Analysis: Will hospital consultants' new-found militancy block future healthcare reform? Maev-Ann Wren reports
The flexing of industrial muscle by hospital consultants this week is an ugly affair - for consultants, for the Minister for Health, and most of all for patients.
The consultants appear motivated by fear, the Minister by financial probity; the patient is the victim. The issue of liability cover has already provoked industrial action by consultants in Australia. It seems inevitable that the legacy of this week's events will be a new climate of militancy among Irish consultants.
Having crossed the Rubicon of industrial action over the issue of clinical indemnity, will consultants again down tools over issues with more immediate relevance for patient care, such as public consultants' right to private practice? Or such as the Hanly Report's requirement for rostered team-working by consultants, with reduced delegation of care to junior doctors?
Hospital consultants have defeated Ministers for Health before. In 1974 Brendan Corish of the Labour Party abandoned his attempt to introduce free hospital care for all when faced by the threat of industrial action by consultants who would not accept salaried status. Then, as now, they threatened to withdraw all but emergency services. Corish postponed introduction of his scheme "to avoid any danger to human life".
When the Irish Hospital Consultants' Association was formed in 1988, its leader Prof John Fielding said it would never go on strike but would effect change through the reasonableness and strength of its arguments. Little over a year ago, the IHCA's secretary-general, Finbarr Fitzpatrick, restated this strike ban but predicted that "notwithstanding our lack of industrial muscle", the IHCA would defeat the minister's plans to restrict newly-appointed consultants to public work in their early years.
Last weekend, while he clung to the semantic fig leaf that the consultants' provision of emergency cover meant their action was not a "strike", Mr Fitzpatrick described mounting "militancy within the profession" and a rapid "sea change" among his members "that many people thought would take 10 years to come about".
"We are in a whole new world now. When you do it once, isn't it easier to do it again? The psychological barrier has been broken."
However, the consultants' militancy reflects a very specific fear which unites doctors, who might differ on a broader reform agenda. This unifying fear is of loss of cover for historic liability. Retired and employed consultants share a genuine and understandable concern about the consequences if the UK-based Medical Defence Union (MDU) will no longer cover them for the costs of compensating patients for what the courts deem their past errors or indeed for defending themselves even where no error is found. Will they face bankruptcy at the hands of an increasingly predatory legal profession? Consultants ask why, if the Minister wants to reduce the spiralling costs of liability insurance by having the State take over their insurance, will he not take over their past exposure for what may well have been public hospital care?
Micheal Martin probably did not anticipate a consultants' strike when he unilaterally introduced his enterprise liability scheme. The Minister apparently lost patience with the IHCA, which his Department regarded as having taken up the MDU's cause. The MDU had been flagging it might not cover the historic liabilities of Irish obstetricians. Never an insurance company, this mutual body had not charged enough in premiums to meet the rising cost of claims and might have a legal if not a moral basis to walk away from them.
The MDU apparently anticipated that the Government would follow the UK government in agreeing to cover its unknown historic liabilities in return for a fixed MDU contribution. Both Governments now regard that as having been a bad deal. The Australian government, in contrast, allowed its largest medical defence body to go into provisional liquidation before agreeing to bail it out, and later introduced a special levy on doctors to cover unfunded claims, provoking a wave of resignations from the public health system.

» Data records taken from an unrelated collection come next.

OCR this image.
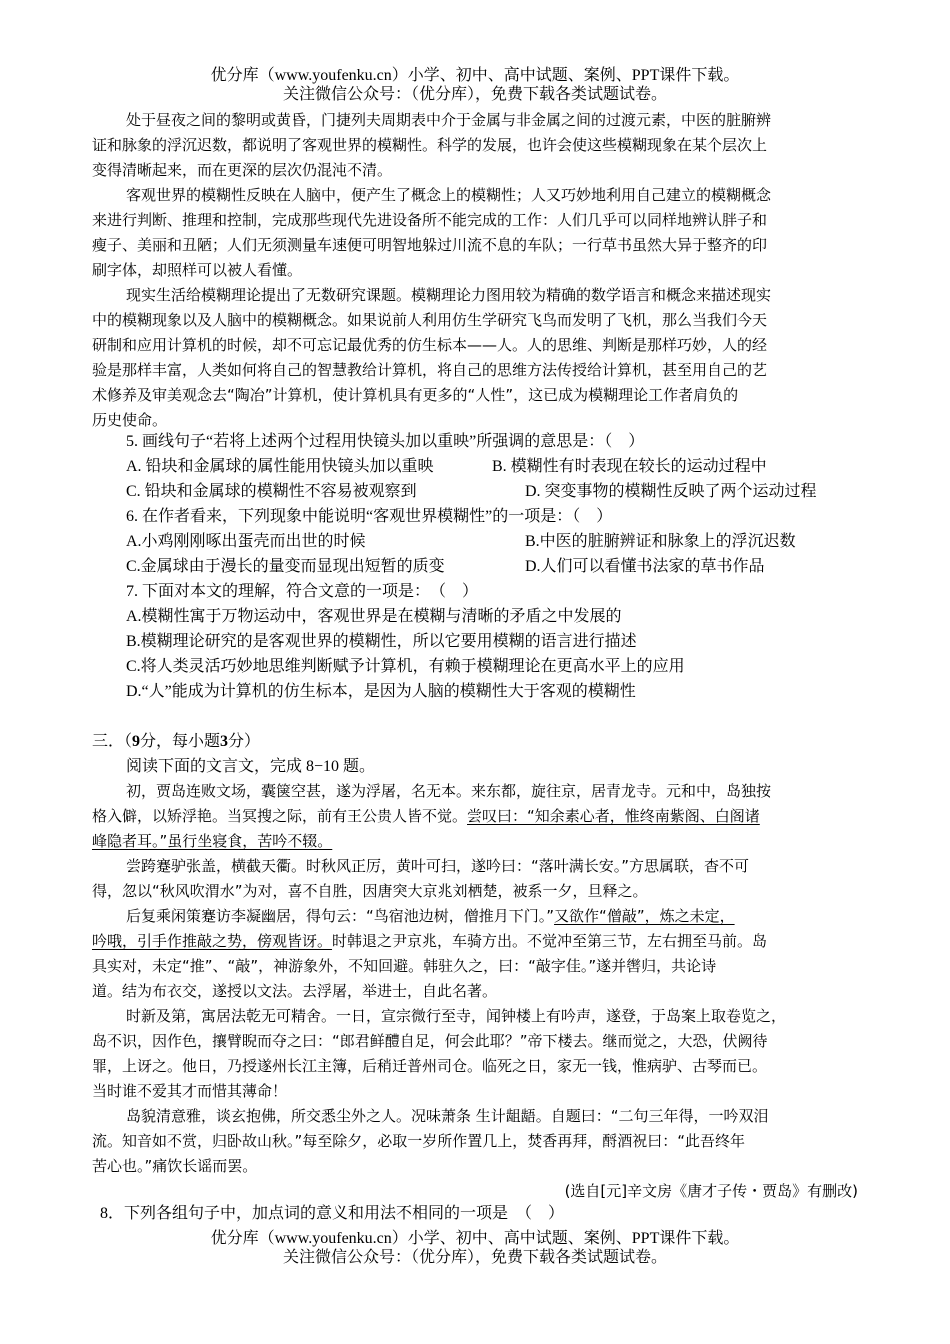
优分库（www.youfenku.cn）小学、初中、高中试题、案例、PPT课件下载。
关注微信公众号：（优分库），免费下载各类试题试卷。
处于昼夜之间的黎明或黄昏，门捷列夫周期表中介于金属与非金属之间的过渡元素，中医的脏腑辨
证和脉象的浮沉迟数，都说明了客观世界的模糊性。科学的发展，也许会使这些模糊现象在某个层次上
变得清晰起来，而在更深的层次仍混沌不清。
客观世界的模糊性反映在人脑中，便产生了概念上的模糊性；人又巧妙地利用自己建立的模糊概念
来进行判断、推理和控制，完成那些现代先进设备所不能完成的工作：人们几乎可以同样地辨认胖子和
瘦子、美丽和丑陋；人们无须测量车速便可明智地躲过川流不息的车队；一行草书虽然大异于整齐的印
刷字体，却照样可以被人看懂。
现实生活给模糊理论提出了无数研究课题。模糊理论力图用较为精确的数学语言和概念来描述现实
中的模糊现象以及人脑中的模糊概念。如果说前人利用仿生学研究飞鸟而发明了飞机，那么当我们今天
研制和应用计算机的时候，却不可忘记最优秀的仿生标本——人。人的思维、判断是那样巧妙，人的经
验是那样丰富，人类如何将自己的智慧教给计算机，将自己的思维方法传授给计算机，甚至用自己的艺
术修养及审美观念去“陶冶”计算机，使计算机具有更多的“人性”，这已成为模糊理论工作者肩负的
历史使命。
5. 画线句子“若将上述两个过程用快镜头加以重映”所强调的意思是：（　）
A. 铅块和金属球的属性能用快镜头加以重映	B. 模糊性有时表现在较长的运动过程中
C. 铅块和金属球的模糊性不容易被观察到	D. 突变事物的模糊性反映了两个运动过程
6. 在作者看来，下列现象中能说明“客观世界模糊性”的一项是：（　）
A.小鸡刚刚啄出蛋壳而出世的时候	B.中医的脏腑辨证和脉象上的浮沉迟数
C.金属球由于漫长的量变而显现出短暂的质变	D.人们可以看懂书法家的草书作品
7. 下面对本文的理解，符合文意的一项是：　（　）
A.模糊性寓于万物运动中，客观世界是在模糊与清晰的矛盾之中发展的
B.模糊理论研究的是客观世界的模糊性，所以它要用模糊的语言进行描述
C.将人类灵活巧妙地思维判断赋予计算机，有赖于模糊理论在更高水平上的应用
D.“人”能成为计算机的仿生标本，是因为人脑的模糊性大于客观的模糊性
三．（9分，每小题3分）
阅读下面的文言文，完成 8−10 题。
初，贾岛连败文场，囊箧空甚，遂为浮屠，名无本。来东都，旋往京，居青龙寺。元和中，岛独按
格入僻，以矫浮艳。当冥搜之际，前有王公贵人皆不觉。尝叹曰：“知余素心者，惟终南紫阁、白阁诸
峰隐者耳。”虽行坐寝食，苦吟不辍。
尝跨蹇驴张盖，横截天衢。时秋风正厉，黄叶可扫，遂吟曰：“落叶满长安。”方思属联，杳不可
得，忽以“秋风吹渭水”为对，喜不自胜，因唐突大京兆刘栖楚，被系一夕，旦释之。
后复乘闲策蹇访李凝幽居，得句云：“鸟宿池边树，僧推月下门。”又欲作“僧敲”，炼之未定，
吟哦，引手作推敲之势，傍观皆讶。时韩退之尹京兆，车骑方出。不觉冲至第三节，左右拥至马前。岛
具实对，未定“推”、“敲”，神游象外，不知回避。韩驻久之，曰：“敲字佳。”遂并辔归，共论诗
道。结为布衣交，遂授以文法。去浮屠，举进士，自此名著。
时新及第，寓居法乾无可精舍。一日，宣宗微行至寺，闻钟楼上有吟声，遂登，于岛案上取卷览之，
岛不识，因作色，攘臂睨而夺之曰：“郎君鲜醴自足，何会此耶？”帝下楼去。继而觉之，大恐，伏阙待
罪，上讶之。他日，乃授遂州长江主簿，后稍迁普州司仓。临死之日，家无一钱，惟病驴、古琴而已。
当时谁不爱其才而惜其薄命！
岛貌清意雅，谈玄抱佛，所交悉尘外之人。况味萧条 生计龃龉。自题曰：“二句三年得，一吟双泪
流。知音如不赏，归卧故山秋。”每至除夕，必取一岁所作置几上，焚香再拜，酹酒祝曰：“此吾终年
苦心也。”痛饮长谣而罢。
(选自[元]辛文房《唐才子传・贾岛》有删改)
8．下列各组句子中，加点词的意义和用法不相同的一项是　（　）
优分库（www.youfenku.cn）小学、初中、高中试题、案例、PPT课件下载。
关注微信公众号：（优分库），免费下载各类试题试卷。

While some protagonists suspect Machiavellian intentions in the Department to "take on consultants" before substantive contract negotiations, others perceive a "mess", exacerbated by a trigger-happy response from the IHCA, which it may yet regret. In its late conversion to trade union tactics, the IHCA is operating outside traditional union disciplines, while the IMO - which also represents consultants - has been seeking a resolution of this dispute through the mechanisms of social partnership. Meanwhile, Mr Martin shows no intention of repeating Brendan Corish's climbdown and essentially wants the IHCA off the pitch so he can negotiate.
The minister has already given ground. The State will top up the liability cover of consultants engaged in wholly private practice, a significant new state subsidy to the private market for care. The State will doubtless also eventually pick up the tab for some proportion of consultants' historic liabilities, with the MDU covering the remainder.
When patients receive news of cancellation of their operations this week in public and private hospitals, the IHCA presumably wants them to reflect on the importance to their well-being of motivated and secure consultants. The general public might reach a further conclusion which is less palatable to the IHCA, that, as the true paymaster of both public and private consultants, the state should have the right to determine their conditions of employment in the impending contract negotiations.